Voilà les vaniteuses confidences que se faisait à lui-même un jeune esprit ordinairement modeste, mais échauffé par le travail, la veille et la solitude, dans ce couvent de Caudebec, si hermétiquement fermé, quoique voisin de la ville, aux bruits et aux distractions du dehors.

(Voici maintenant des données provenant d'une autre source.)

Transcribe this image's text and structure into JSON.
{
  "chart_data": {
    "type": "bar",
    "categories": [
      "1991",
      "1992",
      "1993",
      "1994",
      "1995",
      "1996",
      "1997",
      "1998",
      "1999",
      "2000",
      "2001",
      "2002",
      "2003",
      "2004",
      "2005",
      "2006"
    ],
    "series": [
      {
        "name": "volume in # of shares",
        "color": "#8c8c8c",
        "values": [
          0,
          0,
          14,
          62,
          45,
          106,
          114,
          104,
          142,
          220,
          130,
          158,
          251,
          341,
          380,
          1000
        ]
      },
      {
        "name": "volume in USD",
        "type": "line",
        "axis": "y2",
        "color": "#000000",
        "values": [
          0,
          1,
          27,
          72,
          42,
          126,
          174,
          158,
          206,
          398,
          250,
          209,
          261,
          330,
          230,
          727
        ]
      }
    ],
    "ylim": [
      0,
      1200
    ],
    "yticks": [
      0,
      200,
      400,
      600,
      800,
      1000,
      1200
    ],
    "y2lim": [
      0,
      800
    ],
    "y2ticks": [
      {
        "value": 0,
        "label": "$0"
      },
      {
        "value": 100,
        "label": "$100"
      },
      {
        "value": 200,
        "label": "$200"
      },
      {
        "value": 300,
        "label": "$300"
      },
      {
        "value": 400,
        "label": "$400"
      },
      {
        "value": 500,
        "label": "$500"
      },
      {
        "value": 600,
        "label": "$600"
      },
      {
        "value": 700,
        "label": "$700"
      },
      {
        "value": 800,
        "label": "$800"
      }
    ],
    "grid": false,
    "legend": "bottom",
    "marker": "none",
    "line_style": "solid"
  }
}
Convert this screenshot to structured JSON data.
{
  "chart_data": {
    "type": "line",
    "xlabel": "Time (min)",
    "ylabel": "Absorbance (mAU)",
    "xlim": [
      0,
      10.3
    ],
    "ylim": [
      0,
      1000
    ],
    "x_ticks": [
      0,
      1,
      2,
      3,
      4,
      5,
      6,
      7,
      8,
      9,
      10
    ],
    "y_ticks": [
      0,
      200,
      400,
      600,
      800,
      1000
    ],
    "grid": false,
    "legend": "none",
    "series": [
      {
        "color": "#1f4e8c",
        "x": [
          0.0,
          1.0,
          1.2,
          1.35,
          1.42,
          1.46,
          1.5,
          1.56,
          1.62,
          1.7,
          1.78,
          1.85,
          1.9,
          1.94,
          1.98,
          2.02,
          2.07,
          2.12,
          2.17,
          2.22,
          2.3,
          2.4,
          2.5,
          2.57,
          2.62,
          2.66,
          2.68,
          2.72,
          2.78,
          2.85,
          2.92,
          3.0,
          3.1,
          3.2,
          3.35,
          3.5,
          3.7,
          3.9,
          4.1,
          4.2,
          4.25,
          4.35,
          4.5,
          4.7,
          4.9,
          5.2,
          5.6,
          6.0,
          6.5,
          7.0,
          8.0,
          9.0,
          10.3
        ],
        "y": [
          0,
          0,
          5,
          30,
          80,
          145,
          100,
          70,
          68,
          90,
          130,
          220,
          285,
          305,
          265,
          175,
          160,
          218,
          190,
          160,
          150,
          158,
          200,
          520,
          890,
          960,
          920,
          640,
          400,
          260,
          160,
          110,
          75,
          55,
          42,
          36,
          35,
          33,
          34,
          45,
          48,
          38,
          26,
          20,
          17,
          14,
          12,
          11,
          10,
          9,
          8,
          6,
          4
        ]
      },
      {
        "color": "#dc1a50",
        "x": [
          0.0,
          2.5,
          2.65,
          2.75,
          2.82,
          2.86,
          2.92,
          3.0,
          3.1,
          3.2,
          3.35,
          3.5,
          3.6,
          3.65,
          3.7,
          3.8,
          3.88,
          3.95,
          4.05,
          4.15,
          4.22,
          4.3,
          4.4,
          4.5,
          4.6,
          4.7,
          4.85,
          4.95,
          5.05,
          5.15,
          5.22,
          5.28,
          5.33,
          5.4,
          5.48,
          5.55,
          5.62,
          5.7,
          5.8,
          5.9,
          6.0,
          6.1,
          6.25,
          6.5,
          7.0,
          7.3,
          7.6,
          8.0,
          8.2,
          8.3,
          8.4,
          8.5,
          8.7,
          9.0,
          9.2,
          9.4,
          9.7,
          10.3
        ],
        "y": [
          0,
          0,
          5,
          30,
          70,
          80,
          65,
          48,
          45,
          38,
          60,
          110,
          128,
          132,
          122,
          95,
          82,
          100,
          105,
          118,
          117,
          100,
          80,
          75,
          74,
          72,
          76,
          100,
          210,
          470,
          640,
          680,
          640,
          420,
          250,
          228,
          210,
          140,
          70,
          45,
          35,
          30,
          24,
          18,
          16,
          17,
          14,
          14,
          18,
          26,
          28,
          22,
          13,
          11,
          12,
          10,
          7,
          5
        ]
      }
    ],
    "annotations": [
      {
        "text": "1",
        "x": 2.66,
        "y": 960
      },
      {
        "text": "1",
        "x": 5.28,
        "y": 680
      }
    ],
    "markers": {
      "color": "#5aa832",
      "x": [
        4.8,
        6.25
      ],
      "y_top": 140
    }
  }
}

C'était du reste un lieu bien choisi pour le travail du poëte, et bien vraiment inspirateur, que ce couvent des capucins, retiré au bord de la Seine, au bout de la petite ville, vers le chemin de Notre-Dame de Baryva, avec ses grottes et ses rochers couronnés de bois, ses jardins plantés de grands arbres, ses hautes et longues terrasses dont la vue s'étendait au delà du fleuve sur un si admirable horizon de prairies couvertes de troupeaux ; demeure monastique arrangée pour l'habitation mondaine par un goût délicat ; retraite intime et charmante, tour à tour si animée et si solitaire, si digne enfin de ce tendre regret dont, il y a plus d'un demi-siècle, un de ses jeunes habitants a laissé la trace dans ces vers qu'on voit encore, dit-on, gravés sur un des arbres du jardin :

            Adieu, solitude tranquille,
Où sept mois sur ma tète ont coulé comme un jour !
            Gravé sur l'écorce fragile,
Que du moins, à ma place, habitant ce séjour,
            Mon nom, joint à celui d'Achille,
Parle encor d'amitié, de rimes et d'amour.

27 janvier 1807.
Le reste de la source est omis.